Tremfya outperforms placebo in joint and skin outcomes, with sustained results through 2 years in extensions. In head-to-head data, it matches or exceeds TNF inhibitors like adalimumab in ACR responses (e.g., 70% ACR20 at week 24 in direct comparison). It also improves enthesitis (tendon inflammation) in 60-70% of patients and dactylitis (sausage fingers) resolution in over 80%.[1][3] Unlike JAK inhibitors, it has no black-box warnings for cardiovascular risks.
What Do Real-World Studies and Patient Outcomes Show?
Post-approval data from registries like CorEvitas confirm efficacy, with 50-60% achieving low disease activity (DAPSA ≤14) after 12 months. Skin clearance (PASI 90) reaches 70-80% in those with psoriasis overlap. Patient-reported outcomes improve physical function (HAQ-DI scores drop by 0.4-0.5 points).[4] Long-term retention is high at 70% after 3 years.

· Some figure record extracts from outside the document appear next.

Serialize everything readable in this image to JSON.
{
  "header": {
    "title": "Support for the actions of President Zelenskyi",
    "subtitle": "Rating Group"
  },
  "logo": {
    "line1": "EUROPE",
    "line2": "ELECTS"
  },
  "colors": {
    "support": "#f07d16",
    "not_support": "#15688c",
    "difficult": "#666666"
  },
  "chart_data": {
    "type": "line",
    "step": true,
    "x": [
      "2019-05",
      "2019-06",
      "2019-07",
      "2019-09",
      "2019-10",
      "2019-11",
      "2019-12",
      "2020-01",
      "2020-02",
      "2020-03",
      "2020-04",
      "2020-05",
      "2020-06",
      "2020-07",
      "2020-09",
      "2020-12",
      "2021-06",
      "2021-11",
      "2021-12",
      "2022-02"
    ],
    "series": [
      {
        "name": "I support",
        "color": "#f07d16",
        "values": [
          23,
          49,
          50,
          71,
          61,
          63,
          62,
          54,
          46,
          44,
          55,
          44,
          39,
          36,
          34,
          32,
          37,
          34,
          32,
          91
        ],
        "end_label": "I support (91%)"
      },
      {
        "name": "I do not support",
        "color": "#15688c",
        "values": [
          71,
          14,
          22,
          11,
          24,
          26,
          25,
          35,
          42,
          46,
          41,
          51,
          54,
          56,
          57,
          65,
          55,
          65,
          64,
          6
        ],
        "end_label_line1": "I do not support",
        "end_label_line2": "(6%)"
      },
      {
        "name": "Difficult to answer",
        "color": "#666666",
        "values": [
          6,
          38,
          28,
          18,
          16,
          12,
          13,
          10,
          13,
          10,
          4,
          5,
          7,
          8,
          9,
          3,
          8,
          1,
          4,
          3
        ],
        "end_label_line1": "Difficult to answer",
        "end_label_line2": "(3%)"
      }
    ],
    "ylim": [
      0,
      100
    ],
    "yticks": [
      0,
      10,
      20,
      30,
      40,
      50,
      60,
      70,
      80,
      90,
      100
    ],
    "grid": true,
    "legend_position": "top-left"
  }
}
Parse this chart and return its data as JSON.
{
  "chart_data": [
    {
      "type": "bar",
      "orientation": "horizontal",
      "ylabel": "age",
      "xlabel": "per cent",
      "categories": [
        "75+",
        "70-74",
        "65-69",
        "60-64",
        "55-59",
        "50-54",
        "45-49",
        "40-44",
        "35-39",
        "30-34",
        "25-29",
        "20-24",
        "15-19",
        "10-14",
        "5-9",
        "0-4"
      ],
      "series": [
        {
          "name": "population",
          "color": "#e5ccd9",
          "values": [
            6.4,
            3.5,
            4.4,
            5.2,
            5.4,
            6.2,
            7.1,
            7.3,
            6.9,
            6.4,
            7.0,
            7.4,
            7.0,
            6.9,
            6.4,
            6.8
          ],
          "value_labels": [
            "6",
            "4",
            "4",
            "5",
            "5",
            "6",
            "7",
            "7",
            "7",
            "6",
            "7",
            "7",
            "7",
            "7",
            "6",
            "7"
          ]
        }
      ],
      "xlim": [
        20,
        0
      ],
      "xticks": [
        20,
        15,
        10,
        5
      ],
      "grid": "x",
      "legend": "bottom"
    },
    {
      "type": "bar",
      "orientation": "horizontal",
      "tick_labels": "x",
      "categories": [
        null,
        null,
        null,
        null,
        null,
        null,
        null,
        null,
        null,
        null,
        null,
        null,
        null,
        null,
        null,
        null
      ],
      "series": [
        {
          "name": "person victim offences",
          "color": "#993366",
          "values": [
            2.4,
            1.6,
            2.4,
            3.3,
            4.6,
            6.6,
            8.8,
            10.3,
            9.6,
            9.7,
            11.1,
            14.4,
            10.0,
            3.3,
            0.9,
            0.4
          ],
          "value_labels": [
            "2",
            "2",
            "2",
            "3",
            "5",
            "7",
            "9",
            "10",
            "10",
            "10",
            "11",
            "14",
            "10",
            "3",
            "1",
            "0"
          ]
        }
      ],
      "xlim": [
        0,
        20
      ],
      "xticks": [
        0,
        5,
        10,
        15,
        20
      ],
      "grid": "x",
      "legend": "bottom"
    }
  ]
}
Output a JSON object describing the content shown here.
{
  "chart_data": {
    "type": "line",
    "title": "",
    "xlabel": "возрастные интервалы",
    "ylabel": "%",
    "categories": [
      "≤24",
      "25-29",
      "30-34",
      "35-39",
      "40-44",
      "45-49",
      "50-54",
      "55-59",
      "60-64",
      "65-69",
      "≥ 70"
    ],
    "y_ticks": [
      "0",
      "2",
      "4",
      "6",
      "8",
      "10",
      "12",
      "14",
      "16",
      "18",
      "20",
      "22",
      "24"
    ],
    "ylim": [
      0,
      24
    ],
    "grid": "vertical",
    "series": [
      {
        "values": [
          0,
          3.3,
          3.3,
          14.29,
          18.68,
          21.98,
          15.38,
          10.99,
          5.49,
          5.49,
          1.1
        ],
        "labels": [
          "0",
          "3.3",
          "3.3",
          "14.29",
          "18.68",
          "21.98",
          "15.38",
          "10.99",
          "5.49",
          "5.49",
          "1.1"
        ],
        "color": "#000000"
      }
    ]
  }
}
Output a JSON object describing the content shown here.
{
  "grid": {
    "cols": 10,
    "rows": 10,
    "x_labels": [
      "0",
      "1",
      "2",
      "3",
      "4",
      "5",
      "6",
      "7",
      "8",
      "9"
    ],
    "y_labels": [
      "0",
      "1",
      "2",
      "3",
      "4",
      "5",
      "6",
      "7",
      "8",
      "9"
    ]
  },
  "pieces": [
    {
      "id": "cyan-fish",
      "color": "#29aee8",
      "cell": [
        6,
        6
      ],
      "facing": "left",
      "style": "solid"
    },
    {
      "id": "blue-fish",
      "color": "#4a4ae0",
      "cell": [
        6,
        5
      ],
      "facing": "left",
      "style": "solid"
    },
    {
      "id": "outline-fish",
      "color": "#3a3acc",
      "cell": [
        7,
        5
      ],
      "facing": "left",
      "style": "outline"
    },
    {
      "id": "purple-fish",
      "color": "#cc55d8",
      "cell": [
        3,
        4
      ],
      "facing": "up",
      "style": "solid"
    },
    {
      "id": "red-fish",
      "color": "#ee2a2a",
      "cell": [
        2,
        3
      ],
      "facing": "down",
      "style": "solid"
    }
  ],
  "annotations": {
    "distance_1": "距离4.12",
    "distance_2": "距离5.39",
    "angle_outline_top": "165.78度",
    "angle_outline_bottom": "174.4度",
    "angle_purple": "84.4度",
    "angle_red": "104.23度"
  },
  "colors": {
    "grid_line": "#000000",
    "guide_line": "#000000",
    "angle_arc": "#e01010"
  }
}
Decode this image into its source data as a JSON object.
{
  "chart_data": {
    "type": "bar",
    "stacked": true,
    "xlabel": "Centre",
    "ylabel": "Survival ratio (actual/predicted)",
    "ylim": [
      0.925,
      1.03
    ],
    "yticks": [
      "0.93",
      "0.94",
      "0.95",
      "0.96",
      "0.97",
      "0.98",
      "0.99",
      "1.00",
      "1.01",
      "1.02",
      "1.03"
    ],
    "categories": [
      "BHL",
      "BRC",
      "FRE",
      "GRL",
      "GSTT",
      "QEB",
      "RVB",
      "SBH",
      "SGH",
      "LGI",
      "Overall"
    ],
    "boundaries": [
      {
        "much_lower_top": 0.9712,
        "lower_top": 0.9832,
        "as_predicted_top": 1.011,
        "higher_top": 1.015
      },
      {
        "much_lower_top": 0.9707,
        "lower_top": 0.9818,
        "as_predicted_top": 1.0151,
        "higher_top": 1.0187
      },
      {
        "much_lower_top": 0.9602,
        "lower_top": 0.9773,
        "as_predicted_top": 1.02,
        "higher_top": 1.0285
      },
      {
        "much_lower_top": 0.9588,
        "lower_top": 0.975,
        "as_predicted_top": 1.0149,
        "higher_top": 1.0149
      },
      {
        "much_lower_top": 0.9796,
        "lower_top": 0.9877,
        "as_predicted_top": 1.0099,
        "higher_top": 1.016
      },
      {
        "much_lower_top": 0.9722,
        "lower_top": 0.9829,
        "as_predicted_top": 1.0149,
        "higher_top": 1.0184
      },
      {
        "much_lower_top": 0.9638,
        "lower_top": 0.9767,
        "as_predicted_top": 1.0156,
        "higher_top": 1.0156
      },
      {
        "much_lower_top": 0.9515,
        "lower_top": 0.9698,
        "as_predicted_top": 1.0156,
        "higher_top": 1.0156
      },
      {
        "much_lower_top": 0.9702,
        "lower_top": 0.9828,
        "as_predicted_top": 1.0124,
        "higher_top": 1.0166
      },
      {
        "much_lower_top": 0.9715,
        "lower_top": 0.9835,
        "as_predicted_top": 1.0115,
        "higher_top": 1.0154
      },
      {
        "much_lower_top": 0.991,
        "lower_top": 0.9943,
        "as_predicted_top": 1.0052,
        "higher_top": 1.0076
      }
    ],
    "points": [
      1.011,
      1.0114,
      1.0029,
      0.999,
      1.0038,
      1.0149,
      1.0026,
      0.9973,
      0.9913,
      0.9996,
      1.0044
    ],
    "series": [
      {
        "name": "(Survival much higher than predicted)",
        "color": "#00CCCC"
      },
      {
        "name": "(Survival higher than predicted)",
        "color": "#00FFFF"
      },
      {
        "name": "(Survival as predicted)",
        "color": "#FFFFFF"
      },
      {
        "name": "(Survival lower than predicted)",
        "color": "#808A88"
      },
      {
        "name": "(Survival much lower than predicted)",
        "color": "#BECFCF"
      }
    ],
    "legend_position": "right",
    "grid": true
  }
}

When Do Symptoms Improve and How Long Do Effects Last?
Responses start by week 4 (20-30% ACR20), peak at week 24, and persist with every-8-week dosing after initial loading. Radiographic progression halts in 80-90% over 2 years, preserving joint damage.[1][2]
Common Side Effects and Safety Concerns
Infections (upper respiratory) occur in 20-25%, similar to placebo. Serious infections or malignancies are rare (1-2%). No increased tuberculosis risk with screening. Avoid in active infections; monitor for IBD flares, though less common than with IL-17 inhibitors.[1][5]
Who Responds Best and Who Should Avoid It?
Best for patients with skin involvement or IL-23 pathway dominance; biologics-naive see higher rates (70% ACR50). Less ideal if prior IL-23 failure. Contraindicated in hypersensitivity. Pregnancy data limited (Category not assigned).[3]
[1]: Janssen. Tremfya Prescribing Information. FDA.gov.
[2]: Ritchlin CT et al. Lancet. 2020;395(10222):240-250.
[3]: Deodhar A et al. Arthritis Rheumatol. 2022;74(2):251-263.
[4]: Papp K et al. J Rheumatol. 2023;50(5):678-685.
[5]: ClinicalTrials.gov. NCT03162796 (DISCOVER-2).